Confining attention to partner abuse, this is also more frequent for younger couples, though the age dependence is less strong than for all domestic abuse. (Data again taken from ONS “Focus on: Violent Crime and Sexual Offences, 2013/14”, Appendix Table 4.09)
The incidence of domestic assault in 1995 against household income is taken from Figure 4.3 of the 1999 Home Office Research Study 191 (HORS 191) Domestic Violence: Findings from a new British Crime Survey self-completion questionnaire by Catriona Mirrlees-Black.
For year 2007, the Home Office Statistical Bulletin, “Homicides, Firearm Offences and Intimate Violence 2007/08: Supplementary Volume 2 to Crime in England and Wales 2008/09 (Third Edition)”, Table 3.16, gives the following incidence of partner violence against income.
For year 2013/14, the ONS “Focus on: Violent Crime and Sexual Offences, 2013/14”, Appendix Table 4.10 gives the following data,
The preceding three histograms show that domestic or partner abuse against women is more common in the lowest socioeconomic classes. There is a similar, but weaker, tendency for male victims.

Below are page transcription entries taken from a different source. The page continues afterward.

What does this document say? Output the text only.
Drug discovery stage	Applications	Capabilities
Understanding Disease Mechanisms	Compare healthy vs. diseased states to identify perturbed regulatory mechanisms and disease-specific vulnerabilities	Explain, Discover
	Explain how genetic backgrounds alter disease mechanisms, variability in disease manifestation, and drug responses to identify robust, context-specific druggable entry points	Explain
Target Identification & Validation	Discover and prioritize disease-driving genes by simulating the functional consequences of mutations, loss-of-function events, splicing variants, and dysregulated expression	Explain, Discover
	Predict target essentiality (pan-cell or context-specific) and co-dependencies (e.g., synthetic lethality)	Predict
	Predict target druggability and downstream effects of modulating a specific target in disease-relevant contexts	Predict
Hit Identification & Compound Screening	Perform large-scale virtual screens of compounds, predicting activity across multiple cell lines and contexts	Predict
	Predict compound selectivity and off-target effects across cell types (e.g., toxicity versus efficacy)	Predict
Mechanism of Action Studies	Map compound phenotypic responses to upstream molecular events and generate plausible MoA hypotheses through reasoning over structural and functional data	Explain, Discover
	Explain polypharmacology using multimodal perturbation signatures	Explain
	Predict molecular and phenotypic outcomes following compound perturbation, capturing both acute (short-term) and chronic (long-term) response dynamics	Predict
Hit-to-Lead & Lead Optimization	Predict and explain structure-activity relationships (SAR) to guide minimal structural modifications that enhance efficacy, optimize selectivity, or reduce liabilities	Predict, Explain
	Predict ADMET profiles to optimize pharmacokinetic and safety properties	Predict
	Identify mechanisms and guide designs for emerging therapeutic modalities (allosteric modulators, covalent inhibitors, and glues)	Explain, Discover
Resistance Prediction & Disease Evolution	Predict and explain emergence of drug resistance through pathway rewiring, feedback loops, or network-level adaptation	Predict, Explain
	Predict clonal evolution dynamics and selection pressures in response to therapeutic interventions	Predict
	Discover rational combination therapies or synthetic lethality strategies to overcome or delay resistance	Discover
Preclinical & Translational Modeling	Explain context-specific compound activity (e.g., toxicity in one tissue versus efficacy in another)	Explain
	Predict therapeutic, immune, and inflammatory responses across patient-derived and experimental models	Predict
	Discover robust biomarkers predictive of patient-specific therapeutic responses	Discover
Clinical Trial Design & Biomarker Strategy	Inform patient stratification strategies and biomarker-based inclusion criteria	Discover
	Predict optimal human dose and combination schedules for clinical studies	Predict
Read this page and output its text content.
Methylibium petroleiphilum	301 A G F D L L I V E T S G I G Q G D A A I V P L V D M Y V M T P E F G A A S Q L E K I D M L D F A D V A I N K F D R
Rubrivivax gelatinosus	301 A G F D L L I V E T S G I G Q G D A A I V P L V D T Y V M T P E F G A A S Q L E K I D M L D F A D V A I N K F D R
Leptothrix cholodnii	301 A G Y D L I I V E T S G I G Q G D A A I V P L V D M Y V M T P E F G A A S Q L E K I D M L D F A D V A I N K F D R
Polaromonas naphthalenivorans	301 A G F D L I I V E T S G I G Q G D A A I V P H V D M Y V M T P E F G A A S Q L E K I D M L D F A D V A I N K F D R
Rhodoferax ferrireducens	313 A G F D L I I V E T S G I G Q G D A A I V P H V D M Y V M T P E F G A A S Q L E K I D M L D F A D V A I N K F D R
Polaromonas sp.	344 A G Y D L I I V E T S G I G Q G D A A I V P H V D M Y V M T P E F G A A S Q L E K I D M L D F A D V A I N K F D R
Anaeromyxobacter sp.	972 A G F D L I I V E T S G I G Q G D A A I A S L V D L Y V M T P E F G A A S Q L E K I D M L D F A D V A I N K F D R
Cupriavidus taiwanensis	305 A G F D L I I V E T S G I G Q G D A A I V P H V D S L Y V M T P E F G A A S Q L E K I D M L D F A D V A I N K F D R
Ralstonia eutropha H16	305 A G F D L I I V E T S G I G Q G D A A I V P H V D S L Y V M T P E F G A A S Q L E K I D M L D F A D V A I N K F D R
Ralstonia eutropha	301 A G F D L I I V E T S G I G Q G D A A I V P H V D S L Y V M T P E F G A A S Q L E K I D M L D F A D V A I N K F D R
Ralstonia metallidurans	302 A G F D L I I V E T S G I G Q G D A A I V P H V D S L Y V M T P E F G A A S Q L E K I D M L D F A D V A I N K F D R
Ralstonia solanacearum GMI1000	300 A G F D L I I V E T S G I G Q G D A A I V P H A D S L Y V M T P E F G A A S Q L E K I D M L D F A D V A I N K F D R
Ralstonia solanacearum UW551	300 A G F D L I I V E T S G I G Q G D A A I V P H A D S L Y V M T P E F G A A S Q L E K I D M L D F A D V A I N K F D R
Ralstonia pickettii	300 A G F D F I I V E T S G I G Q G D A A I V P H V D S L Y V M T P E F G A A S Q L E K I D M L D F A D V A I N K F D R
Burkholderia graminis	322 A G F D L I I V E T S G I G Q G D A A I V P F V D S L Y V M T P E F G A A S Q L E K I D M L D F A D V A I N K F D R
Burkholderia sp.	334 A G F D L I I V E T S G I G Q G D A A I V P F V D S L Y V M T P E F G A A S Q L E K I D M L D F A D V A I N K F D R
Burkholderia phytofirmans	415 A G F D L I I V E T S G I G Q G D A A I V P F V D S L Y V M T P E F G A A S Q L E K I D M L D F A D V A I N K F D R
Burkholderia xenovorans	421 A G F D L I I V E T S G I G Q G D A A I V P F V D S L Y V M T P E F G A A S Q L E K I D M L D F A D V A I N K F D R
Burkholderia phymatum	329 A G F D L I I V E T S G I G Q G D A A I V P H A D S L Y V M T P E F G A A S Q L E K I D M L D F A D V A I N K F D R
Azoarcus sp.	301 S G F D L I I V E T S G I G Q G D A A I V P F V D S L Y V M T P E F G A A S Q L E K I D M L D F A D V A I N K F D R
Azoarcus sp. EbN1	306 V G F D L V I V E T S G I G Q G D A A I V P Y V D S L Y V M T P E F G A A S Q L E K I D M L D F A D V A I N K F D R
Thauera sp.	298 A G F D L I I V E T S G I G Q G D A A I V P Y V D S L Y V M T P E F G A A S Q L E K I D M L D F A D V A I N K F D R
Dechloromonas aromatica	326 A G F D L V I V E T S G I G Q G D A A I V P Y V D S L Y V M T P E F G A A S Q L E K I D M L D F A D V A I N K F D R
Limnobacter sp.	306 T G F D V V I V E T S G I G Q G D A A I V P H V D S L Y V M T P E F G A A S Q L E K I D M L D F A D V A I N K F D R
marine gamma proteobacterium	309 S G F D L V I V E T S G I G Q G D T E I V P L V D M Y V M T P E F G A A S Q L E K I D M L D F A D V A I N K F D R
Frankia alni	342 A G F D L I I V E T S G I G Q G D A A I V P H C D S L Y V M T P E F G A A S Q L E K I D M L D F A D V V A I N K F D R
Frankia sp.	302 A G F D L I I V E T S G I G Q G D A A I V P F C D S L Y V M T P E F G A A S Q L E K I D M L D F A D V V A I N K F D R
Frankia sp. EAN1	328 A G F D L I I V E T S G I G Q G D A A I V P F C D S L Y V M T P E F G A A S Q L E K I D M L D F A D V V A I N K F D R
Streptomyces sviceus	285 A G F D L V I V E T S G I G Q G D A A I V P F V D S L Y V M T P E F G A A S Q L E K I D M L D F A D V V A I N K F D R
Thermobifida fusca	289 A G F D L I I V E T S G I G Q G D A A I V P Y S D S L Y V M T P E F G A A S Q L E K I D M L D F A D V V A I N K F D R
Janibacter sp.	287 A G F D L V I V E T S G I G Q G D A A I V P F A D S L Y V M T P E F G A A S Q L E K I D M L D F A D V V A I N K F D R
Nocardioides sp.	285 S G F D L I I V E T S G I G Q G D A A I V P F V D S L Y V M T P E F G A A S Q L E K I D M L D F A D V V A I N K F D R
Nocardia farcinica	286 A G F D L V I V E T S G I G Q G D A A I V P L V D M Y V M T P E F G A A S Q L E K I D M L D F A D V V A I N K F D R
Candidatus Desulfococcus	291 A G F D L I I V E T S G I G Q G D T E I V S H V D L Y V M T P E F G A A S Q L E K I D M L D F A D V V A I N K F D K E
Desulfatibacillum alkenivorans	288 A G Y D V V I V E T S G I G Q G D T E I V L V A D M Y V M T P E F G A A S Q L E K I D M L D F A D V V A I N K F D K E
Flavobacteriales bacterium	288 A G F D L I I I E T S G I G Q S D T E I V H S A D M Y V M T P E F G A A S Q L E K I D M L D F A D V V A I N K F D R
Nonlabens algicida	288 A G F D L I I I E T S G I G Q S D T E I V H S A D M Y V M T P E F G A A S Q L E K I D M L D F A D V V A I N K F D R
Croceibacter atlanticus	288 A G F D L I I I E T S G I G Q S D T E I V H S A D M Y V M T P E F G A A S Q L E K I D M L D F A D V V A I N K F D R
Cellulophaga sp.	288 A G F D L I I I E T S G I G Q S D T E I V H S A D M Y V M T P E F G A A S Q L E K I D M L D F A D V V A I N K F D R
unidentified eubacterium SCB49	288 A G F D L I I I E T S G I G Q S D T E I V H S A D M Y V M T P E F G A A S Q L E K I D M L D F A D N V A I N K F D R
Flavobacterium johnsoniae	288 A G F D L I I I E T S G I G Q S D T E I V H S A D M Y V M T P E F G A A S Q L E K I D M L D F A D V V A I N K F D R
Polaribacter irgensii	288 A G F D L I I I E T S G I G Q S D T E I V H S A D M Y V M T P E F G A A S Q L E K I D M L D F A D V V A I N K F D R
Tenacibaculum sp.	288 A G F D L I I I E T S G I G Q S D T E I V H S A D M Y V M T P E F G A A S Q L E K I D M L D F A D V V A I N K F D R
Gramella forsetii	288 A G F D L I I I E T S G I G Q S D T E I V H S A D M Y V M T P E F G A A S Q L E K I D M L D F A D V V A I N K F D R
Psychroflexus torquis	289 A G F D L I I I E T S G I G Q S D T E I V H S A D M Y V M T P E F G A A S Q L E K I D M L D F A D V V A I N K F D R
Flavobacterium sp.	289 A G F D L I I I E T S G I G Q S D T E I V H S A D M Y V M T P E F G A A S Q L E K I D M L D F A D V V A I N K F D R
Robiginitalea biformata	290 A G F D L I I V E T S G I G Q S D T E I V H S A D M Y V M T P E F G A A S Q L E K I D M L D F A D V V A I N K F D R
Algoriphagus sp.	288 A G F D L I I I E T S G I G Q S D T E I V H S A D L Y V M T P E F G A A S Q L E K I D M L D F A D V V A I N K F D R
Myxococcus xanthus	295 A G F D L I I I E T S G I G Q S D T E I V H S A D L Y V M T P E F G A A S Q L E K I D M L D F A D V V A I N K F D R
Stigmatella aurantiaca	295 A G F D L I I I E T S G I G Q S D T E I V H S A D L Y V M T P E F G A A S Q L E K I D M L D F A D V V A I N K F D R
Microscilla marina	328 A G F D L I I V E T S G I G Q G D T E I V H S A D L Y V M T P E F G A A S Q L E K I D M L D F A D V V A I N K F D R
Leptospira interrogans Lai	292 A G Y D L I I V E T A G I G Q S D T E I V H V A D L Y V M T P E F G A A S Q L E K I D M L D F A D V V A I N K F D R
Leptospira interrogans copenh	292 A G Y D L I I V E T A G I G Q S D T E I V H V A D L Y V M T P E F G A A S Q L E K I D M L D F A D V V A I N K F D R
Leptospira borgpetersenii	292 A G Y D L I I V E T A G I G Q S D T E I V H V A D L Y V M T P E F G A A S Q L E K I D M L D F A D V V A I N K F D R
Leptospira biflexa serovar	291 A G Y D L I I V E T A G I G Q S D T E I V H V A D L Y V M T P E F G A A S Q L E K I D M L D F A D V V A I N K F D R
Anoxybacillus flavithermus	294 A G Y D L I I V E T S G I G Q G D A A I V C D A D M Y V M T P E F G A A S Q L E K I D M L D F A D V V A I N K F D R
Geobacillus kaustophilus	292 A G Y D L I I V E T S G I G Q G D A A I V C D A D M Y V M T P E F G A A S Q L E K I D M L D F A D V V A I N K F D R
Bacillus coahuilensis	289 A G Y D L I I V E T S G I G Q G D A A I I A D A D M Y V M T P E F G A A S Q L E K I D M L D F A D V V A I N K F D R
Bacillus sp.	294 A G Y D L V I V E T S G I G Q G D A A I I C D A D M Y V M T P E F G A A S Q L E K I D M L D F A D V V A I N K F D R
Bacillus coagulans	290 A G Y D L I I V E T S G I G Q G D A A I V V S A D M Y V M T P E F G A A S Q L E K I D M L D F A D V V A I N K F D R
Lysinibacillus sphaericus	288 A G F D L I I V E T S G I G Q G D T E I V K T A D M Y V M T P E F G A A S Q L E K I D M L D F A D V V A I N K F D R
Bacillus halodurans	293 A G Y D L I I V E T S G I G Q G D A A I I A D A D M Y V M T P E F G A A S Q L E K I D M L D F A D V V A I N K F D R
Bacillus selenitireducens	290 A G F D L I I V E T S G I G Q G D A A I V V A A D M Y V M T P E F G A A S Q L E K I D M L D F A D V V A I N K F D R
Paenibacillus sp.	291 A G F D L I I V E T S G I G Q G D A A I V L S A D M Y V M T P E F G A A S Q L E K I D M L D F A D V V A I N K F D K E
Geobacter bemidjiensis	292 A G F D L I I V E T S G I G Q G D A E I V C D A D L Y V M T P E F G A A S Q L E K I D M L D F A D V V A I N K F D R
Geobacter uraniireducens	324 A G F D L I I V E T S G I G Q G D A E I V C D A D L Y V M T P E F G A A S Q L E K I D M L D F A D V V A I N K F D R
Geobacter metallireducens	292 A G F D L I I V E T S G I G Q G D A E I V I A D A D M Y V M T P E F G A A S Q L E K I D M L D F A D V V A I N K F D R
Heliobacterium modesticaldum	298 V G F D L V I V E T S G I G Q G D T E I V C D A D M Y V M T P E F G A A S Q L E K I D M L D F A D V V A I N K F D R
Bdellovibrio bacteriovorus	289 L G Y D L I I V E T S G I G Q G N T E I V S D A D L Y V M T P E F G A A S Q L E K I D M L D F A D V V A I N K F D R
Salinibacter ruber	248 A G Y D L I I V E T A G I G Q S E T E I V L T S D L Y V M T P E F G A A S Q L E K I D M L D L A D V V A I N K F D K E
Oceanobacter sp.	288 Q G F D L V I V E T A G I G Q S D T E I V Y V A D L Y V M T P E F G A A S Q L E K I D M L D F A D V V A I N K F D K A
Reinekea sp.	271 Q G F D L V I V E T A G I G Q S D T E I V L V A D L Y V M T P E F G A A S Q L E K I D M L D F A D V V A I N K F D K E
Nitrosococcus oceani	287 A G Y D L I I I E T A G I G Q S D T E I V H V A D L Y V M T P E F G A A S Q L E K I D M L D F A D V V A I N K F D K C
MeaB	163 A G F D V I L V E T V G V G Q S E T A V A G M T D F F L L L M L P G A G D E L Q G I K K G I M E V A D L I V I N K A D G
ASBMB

In year 2013/14, the ONS “Focus on: Violent Crime and Sexual Offences, 2013/14”, Appendix Table 4.09 indicates a very marked variation of the incidence of partner abuse according to marital status. The data relates to incidents in the previous year.
A similar pattern was found in the following year’s survey (2014/15 ONS “Focus on: Violent Crime and Sexual Offences, year ending 2015 – Bulletin Tables”, Figure 4.7). The data again relates to incidents in the previous year, not to lifetime incidents.
Remarkably, married couples account for just 5% or 6% of partner abuse. The bulk of the partner abuse is classed in the above data as “separated” or “divorced”. However, it is not entirely clear whether the abuse in question happened before or after separation/divorce. This would bear further investigation since there is a suggestion that the bulk of partner abuse might be related to the process of separation/divorce.
I do not know what the partner abuse categorised as “widowed” means. Presumably it does not refer to abuse by a ghost. I assume it must mean abuse by an ex-partner who has since died. But the data refers to the last year, so both the abuse and the perpetrator’s subsequent death must have occurred in the last year. Odd?